Le maire de Nice, Christian Estrosi, a pris un arrêté municipal le 30 juin interdisant sur le territoire de la commune le déploiement ostentatoire de drapeaux étrangers.

J’approuve cette initiative de bon sens et je vais expliquer pourquoi.

Ce qui m’étonne est qu’un maire soit obligé de procéder lui-même à une telle interdiction qui devrait évidemment s’appliquer à l’ensemble du territoire national. Je ne connais pas le détail de la règlementation française sur ce sujet. On me dit qu’il existe une loi qui proscrit l’utilisation de pavillons étrangers sauf usage officiel (ambassades, autres immeubles officiels étrangers tels que centres culturels, véhicules diplomatiques, cimetières militaires étrangers, navires étrangers et cérémonies officielles telles que visites d’Etat). Je ne la connais pas, mais je sais que de telles lois existent dans la plupart des pays. Si cette règlementation est présente en France, ce qui est probable, on peut se demander pourquoi elle n’est pas appliquée. Si elle n’existe pas ou est incomplète, il est temps de la préciser.

Je ne partage pas les opinions politiques du maire de Nice. Il est UMP et est un fervent soutien de Nicolas Sarkozy, ce qui est pour le moins hasardeux par les temps qui courent (on a appris ce matin que l’ancien chef de l’Etat est placé en garde à vue dans le cadre d’une affaire judiciaire et que d’autres affaires le menacent). Mais là n’est pas question. Je connais bien Nice et je peux dire que Christian Estrosi est un maire apprécié par la majorité de ses concitoyens. Il a beaucoup fait pour embellir la ville et rendre le quotidien des Niçois plus agréable que dans la majorité des villes de France. Le soleil et la mer y sont pour beaucoup, mais l’action de la municipalité aussi.

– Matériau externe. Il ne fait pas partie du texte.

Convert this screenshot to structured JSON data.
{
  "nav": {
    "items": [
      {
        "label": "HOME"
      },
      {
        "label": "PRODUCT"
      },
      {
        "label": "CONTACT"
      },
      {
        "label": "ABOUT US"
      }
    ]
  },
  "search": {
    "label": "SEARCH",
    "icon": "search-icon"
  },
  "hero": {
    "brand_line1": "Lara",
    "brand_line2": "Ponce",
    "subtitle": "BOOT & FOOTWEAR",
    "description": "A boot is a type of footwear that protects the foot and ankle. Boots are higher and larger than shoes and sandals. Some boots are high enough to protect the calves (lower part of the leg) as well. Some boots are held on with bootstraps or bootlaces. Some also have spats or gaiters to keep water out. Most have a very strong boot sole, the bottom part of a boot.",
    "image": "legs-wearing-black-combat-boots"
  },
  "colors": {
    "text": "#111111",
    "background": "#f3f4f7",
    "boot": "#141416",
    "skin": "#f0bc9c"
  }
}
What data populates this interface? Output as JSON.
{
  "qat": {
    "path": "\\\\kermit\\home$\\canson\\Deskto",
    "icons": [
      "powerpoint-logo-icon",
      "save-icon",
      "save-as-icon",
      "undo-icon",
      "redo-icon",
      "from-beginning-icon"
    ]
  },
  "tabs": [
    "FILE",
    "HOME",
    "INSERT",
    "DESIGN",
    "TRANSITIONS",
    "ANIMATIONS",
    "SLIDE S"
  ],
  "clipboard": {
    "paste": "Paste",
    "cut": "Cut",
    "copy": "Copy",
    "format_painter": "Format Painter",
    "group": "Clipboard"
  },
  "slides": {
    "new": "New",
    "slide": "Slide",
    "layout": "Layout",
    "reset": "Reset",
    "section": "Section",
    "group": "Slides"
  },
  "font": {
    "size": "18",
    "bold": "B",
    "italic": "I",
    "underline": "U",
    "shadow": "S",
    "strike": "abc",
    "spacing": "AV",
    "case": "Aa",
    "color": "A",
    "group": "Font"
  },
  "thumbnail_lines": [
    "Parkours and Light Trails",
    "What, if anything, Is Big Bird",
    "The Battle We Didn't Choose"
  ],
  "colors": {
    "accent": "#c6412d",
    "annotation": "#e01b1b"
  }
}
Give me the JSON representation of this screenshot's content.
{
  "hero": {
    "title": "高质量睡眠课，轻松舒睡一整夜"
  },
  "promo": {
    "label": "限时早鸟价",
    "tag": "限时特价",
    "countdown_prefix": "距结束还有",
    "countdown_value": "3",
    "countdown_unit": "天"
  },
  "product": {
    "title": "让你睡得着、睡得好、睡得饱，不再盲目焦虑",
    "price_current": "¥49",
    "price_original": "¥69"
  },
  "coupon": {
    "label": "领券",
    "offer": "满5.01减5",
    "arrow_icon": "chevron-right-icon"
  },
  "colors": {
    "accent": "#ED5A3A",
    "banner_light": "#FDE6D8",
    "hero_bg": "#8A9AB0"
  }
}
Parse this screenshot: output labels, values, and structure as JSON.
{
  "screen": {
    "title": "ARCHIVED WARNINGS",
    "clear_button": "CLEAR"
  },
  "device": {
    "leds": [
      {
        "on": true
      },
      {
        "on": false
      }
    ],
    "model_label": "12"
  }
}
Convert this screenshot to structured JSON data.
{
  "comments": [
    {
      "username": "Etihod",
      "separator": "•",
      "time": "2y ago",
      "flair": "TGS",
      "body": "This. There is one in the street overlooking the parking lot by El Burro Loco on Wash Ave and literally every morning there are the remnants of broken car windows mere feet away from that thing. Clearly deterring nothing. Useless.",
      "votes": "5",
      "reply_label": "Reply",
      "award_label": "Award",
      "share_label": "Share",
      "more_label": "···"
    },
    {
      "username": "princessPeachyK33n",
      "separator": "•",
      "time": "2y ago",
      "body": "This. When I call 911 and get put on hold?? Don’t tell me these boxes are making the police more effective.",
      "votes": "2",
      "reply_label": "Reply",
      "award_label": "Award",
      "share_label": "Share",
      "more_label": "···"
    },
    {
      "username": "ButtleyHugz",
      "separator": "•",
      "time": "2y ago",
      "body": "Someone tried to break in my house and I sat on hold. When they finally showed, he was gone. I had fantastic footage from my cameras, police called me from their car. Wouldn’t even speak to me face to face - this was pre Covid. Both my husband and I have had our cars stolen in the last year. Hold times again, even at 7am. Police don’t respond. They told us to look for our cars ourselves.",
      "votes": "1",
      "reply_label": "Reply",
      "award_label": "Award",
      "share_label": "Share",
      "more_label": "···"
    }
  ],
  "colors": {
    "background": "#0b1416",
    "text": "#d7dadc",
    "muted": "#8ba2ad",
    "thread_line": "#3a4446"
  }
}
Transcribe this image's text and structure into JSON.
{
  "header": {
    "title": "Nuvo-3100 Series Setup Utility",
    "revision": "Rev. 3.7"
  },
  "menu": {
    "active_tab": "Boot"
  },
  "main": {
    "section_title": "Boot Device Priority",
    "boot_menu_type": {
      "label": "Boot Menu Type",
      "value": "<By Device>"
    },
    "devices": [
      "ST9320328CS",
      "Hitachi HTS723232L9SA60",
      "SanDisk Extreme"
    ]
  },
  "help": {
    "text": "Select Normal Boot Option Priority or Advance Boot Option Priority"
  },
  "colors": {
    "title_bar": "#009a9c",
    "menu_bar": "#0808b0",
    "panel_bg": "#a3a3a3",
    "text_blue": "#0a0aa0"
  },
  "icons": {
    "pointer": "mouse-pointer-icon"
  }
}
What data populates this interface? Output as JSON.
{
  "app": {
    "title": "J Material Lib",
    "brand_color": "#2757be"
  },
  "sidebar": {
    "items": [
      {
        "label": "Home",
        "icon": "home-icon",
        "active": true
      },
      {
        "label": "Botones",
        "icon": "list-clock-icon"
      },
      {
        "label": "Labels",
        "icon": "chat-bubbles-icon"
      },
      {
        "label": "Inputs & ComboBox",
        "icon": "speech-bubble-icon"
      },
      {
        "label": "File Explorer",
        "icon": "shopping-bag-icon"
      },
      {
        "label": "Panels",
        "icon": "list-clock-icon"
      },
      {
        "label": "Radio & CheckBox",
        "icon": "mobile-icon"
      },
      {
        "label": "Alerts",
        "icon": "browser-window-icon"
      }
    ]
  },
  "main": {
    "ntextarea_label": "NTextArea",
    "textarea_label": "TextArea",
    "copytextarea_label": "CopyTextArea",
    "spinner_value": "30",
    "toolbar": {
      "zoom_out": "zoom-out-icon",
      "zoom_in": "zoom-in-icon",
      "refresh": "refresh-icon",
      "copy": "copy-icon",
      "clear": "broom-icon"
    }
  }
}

La sécurité s’est sensiblement améliorée à Nice, alors qu’elle se dégrade ailleurs. Le maire a compris que la lutte contre la délinquance commence par celle contre les incivilités. Ainsi, grâce à un réseau développé de caméras, les stationnements gênants sont systématiquement sanctionnés, de sorte qu’il y en a moins qu’ailleurs. Les comportements a-civiques sur la voie publique sont également sanctionnés, tels que beuveries alcoolisées en groupe, mendicité agressive, etc.

Le maire de Nice a pris son arrêté hier en prévision de débordements possibles en soirée dans l’hypothèse où l’équipe d’Algérie aurait remporté son match de mondial de football contre l’Allemagne, comme cela avait été le cas, à Nice et ailleurs, le 26 juin lorsque l’Algérie s’était qualifiée pour les huitièmes de finale. On avait alors eu de nombreux dégâts, des attaques des forces de l’ordre, des pillages de magasins et 74 interpellations avaient dû être effectuées contre les casseurs.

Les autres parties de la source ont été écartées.